Baru kali ini dia menyadarinya karena ada yang bertanya.

Inko benar, jika seseorang hanya punya satu kakak perempuan, dia tidak akan repot-repot memanggil nama kakaknya. Cukup dipanggil 'nee-chan' saja. Di "Rumah" tempat Yuki dan Inaho tinggal dulu, anak-anak memanggil mereka yang lebih tua dari mereka 'onii-chan' atau 'onee-chan', tidak peduli mereka saudara kandung atau tidak. Tapi, mereka jadi tidak bisa membedakan satu sama lain. Lambat laun, panggilan untuk mereka yang lebih tua adalah dengan memanggil nama mereka dengan menambahkan '-nii' atau '-nee' di akhir. (onii-chan/nii-chan/-nii: kakak laki-laki. onee-chan/nee-chan/-nee: kakak perempuan)

Tapi meski Inaho sudah keluar dari "Rumah", dia masih memanggil 'Yuki-nee'. Mungkin dia tidak tahu cara lain untuk memanggil kakaknya, atau mungkin dia merasa tidak perlu menggantinya setelah selama ini. Mungkin alasannya yang kedua, sih.



Makan malam di hari pertama mereka tinggal berdua benar-benar mewah dan di luar ekspektasi mereka.

Mungkin seseorang mendengar kabar kalau ada yatim-piatu yang pindah ke apartemen.Orang tua Inko menyambut Yuki dan Inaho dengan hangat dan menyuguhi mereka dengan jamuan nasi kare daging sapi yang luar biasa banyak.

Makan malam di "Rumah" juga menyenangkan dan ramai, tapi rasanya berbeda dengan kehangatan di sini. Mungkin, mungkin saja, seperti inilah rasanya punya keluarga.

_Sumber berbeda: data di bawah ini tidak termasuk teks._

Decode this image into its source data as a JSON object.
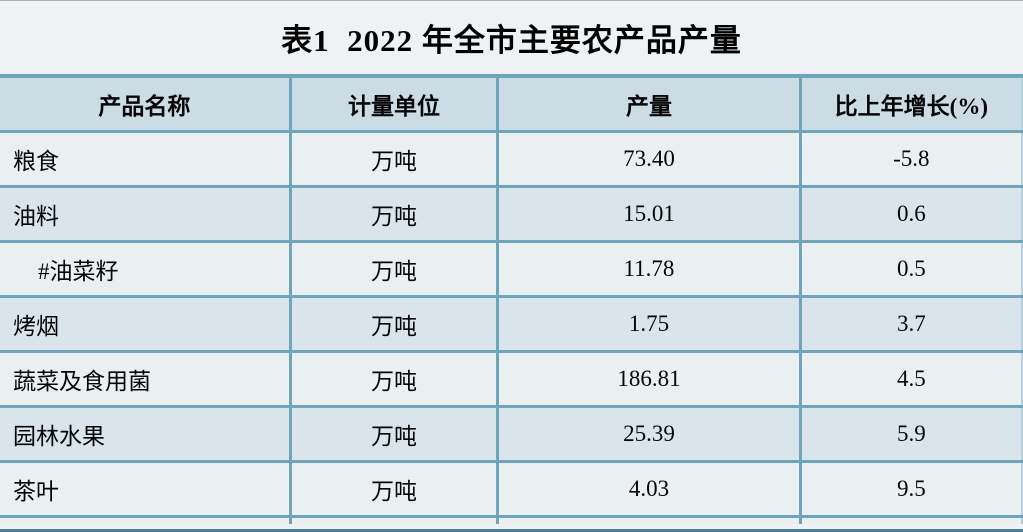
{
  "title": "表1  2022 年全市主要农产品产量",
  "table": {
    "headers": [
      "产品名称",
      "计量单位",
      "产量",
      "比上年增长(%)"
    ],
    "rows": [
      {
        "name": "粮食",
        "unit": "万吨",
        "output": "73.40",
        "growth": "-5.8"
      },
      {
        "name": "油料",
        "unit": "万吨",
        "output": "15.01",
        "growth": "0.6"
      },
      {
        "name": "#油菜籽",
        "unit": "万吨",
        "output": "11.78",
        "growth": "0.5"
      },
      {
        "name": "烤烟",
        "unit": "万吨",
        "output": "1.75",
        "growth": "3.7"
      },
      {
        "name": "蔬菜及食用菌",
        "unit": "万吨",
        "output": "186.81",
        "growth": "4.5"
      },
      {
        "name": "园林水果",
        "unit": "万吨",
        "output": "25.39",
        "growth": "5.9"
      },
      {
        "name": "茶叶",
        "unit": "万吨",
        "output": "4.03",
        "growth": "9.5"
      }
    ]
  },
  "colors": {
    "border_teal": "#6fa5ba",
    "header_bg": "#ccdce4",
    "row_light_bg": "#eaeff2",
    "row_blue_bg": "#d9e5eb",
    "bottom_edge": "#4d7d94",
    "page_bg": "#eef2f4",
    "text": "#060606"
  }
}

"Pasti berat ya hidup berdua saja. Datanglah kapanpun kalian mau." Ibu Inko berkata.

Sedikit demi sedikit, kata-kata itu menghangatkan hati Yuki.

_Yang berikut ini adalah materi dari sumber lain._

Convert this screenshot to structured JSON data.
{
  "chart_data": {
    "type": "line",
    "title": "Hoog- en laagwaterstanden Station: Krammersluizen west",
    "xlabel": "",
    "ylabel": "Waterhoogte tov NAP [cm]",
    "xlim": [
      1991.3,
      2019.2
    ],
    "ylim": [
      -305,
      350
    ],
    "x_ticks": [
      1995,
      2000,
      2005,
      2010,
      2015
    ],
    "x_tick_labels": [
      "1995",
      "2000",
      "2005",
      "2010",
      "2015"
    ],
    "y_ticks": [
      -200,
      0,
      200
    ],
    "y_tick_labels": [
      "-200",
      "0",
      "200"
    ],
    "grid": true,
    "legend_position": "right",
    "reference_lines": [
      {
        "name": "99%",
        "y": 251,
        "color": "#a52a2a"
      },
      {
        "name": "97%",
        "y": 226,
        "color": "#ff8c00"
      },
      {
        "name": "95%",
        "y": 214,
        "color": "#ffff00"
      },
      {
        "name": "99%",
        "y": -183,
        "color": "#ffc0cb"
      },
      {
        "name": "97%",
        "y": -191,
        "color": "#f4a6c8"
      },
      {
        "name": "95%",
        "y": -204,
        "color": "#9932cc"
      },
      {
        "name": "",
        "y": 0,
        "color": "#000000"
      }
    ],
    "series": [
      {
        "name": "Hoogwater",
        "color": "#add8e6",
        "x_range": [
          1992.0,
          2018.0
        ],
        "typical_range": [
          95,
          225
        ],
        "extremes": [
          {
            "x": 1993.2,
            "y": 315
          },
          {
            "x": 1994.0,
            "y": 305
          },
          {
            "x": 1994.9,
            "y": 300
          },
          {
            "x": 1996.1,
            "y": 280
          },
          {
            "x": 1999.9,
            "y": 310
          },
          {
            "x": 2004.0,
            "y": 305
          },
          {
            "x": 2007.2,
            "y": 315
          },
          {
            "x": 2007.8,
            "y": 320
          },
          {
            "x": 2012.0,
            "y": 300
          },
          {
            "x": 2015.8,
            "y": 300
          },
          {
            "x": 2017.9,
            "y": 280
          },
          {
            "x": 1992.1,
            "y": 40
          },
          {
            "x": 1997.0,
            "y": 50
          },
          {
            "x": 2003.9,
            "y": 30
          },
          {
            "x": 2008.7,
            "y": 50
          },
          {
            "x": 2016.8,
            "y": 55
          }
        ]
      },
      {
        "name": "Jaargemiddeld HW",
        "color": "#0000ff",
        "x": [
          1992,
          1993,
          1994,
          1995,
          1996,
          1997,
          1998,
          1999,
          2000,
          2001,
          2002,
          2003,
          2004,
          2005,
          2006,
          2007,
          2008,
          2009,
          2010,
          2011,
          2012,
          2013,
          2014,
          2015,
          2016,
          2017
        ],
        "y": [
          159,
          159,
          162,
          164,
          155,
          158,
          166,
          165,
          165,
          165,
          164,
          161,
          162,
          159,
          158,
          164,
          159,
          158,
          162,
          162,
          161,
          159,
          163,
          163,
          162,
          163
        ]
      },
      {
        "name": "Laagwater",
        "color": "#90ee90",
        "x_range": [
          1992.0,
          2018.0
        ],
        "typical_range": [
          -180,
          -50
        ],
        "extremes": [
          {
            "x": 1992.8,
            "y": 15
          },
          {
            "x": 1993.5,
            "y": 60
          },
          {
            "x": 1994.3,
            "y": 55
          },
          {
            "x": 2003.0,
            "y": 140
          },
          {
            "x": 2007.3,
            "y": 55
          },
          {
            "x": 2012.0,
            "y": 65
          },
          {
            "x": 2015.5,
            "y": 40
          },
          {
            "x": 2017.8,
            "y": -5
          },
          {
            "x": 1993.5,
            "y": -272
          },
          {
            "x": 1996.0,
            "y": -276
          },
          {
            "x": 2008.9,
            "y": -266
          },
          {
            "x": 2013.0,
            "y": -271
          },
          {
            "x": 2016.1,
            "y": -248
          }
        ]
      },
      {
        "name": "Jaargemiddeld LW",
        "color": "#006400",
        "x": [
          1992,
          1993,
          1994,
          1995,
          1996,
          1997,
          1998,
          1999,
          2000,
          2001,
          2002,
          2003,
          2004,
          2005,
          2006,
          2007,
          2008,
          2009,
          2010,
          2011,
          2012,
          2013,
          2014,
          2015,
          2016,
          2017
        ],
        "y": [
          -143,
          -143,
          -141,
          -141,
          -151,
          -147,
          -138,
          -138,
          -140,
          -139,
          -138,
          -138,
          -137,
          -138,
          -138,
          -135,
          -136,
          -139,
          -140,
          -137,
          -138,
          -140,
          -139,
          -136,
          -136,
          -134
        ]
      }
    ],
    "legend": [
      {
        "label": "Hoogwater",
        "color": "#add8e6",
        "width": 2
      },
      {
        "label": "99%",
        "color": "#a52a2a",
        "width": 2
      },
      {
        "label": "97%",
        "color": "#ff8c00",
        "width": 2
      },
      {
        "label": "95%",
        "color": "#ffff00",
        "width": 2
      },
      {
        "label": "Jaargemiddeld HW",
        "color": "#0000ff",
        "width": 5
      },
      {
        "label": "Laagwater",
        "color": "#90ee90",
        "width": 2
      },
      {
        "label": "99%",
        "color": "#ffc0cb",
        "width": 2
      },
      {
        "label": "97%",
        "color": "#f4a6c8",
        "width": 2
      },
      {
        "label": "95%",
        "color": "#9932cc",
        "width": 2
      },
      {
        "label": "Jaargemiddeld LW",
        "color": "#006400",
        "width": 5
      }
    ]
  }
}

Harga di menunya wajar, jadi dua atau tiga kali seminggu ke sini tidak akan terlalu memberatkan mereka.

"Kalau dibandingkan dengan biaya yang terbuang saat Yuki-nee gagal masak, kupikir datang kesini bisa jadi lebih murah."

Tentu, Inaho yang berkata seperti itu.

"Oke, kalau begitu kita ke sini mulai besok?" Yuki memberi saran.

"Ya."

Adik laki-lakinya membuka mulutnya dengan lebar, pipinya penuh dengan kentang dan kare, dan mengangguk dengan tegas untuk pertama kalinya.